Between the 3rd and the 24th of March depositions relative to various aspects of the case were sworn to by several people, and the Mayor of Carrigfergus issued a warrant for the arrest of all suspected persons. Seven women were arrested; their names were:

Janet Mean, of Braid Island.
Jane Latimer, of Irish quarter, Carrigfergus.
Margaret Mitchell, of Kilroot.
Catherine M‘Calmont, of Island Magee.
Janet Liston, alias Sellar, of same.
Elizabeth Sellar, of same.
Janet Carson, of same.

Her worst tormentors seem to have been taken into custody at an early stage in the proceedings, for Miss Dunbar stated in her deposition, made on the 12th of March, that since their arrest she received no annoyance, except from “Mrs. Ann, and another woman blind of an eye, who told her when Mr. Robb, the curate, was going to pray with and for her, that she should be little the better for his prayers, for they would hinder her from hearing them, which they accordingly did.” In one of her attacks Miss Dunbar was informed by this “Mrs.
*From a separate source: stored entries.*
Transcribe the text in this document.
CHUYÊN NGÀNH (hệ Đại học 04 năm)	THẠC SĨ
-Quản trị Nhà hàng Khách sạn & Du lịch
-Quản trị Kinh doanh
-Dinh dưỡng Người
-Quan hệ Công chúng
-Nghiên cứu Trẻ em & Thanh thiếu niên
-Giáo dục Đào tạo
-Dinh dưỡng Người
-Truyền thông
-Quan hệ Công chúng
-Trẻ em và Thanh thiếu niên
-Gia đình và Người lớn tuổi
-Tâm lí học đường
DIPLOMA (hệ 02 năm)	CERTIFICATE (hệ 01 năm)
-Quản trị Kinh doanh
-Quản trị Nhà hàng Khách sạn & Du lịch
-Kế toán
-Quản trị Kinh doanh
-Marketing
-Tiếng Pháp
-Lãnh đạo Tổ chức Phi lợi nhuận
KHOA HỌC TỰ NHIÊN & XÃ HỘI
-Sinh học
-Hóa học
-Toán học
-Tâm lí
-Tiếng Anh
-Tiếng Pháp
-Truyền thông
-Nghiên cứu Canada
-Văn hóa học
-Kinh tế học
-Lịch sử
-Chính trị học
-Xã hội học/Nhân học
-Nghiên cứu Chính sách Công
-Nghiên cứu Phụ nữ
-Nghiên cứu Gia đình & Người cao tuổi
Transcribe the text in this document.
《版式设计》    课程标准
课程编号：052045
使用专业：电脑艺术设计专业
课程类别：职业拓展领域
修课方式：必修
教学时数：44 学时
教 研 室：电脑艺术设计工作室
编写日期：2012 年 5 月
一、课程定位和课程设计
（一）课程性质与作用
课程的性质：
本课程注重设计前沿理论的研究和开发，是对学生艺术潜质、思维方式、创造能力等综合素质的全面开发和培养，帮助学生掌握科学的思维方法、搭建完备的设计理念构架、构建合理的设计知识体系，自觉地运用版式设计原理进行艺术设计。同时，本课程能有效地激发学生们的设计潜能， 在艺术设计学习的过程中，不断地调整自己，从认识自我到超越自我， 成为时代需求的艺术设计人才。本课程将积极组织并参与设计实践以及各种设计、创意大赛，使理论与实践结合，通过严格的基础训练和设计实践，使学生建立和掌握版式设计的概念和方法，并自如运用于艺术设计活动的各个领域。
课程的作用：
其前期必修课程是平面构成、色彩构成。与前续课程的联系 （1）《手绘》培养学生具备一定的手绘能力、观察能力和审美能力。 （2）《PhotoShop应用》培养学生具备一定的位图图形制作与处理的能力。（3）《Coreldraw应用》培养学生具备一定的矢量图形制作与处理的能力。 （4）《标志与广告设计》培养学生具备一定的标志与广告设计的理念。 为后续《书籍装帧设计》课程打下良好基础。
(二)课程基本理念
Ann” that she should never be discovered by her name, as the rest had been, but she seems to have overlooked the fact that her victim was quite capable of giving an accurate description of her, which she accordingly did, and thus was the means of bringing about the apprehension of one Margaret Mitchell, upon which she became free from all annoyance, except that she felt something strange in her stomach which she would be glad to get rid of—and did, as we shall see presently.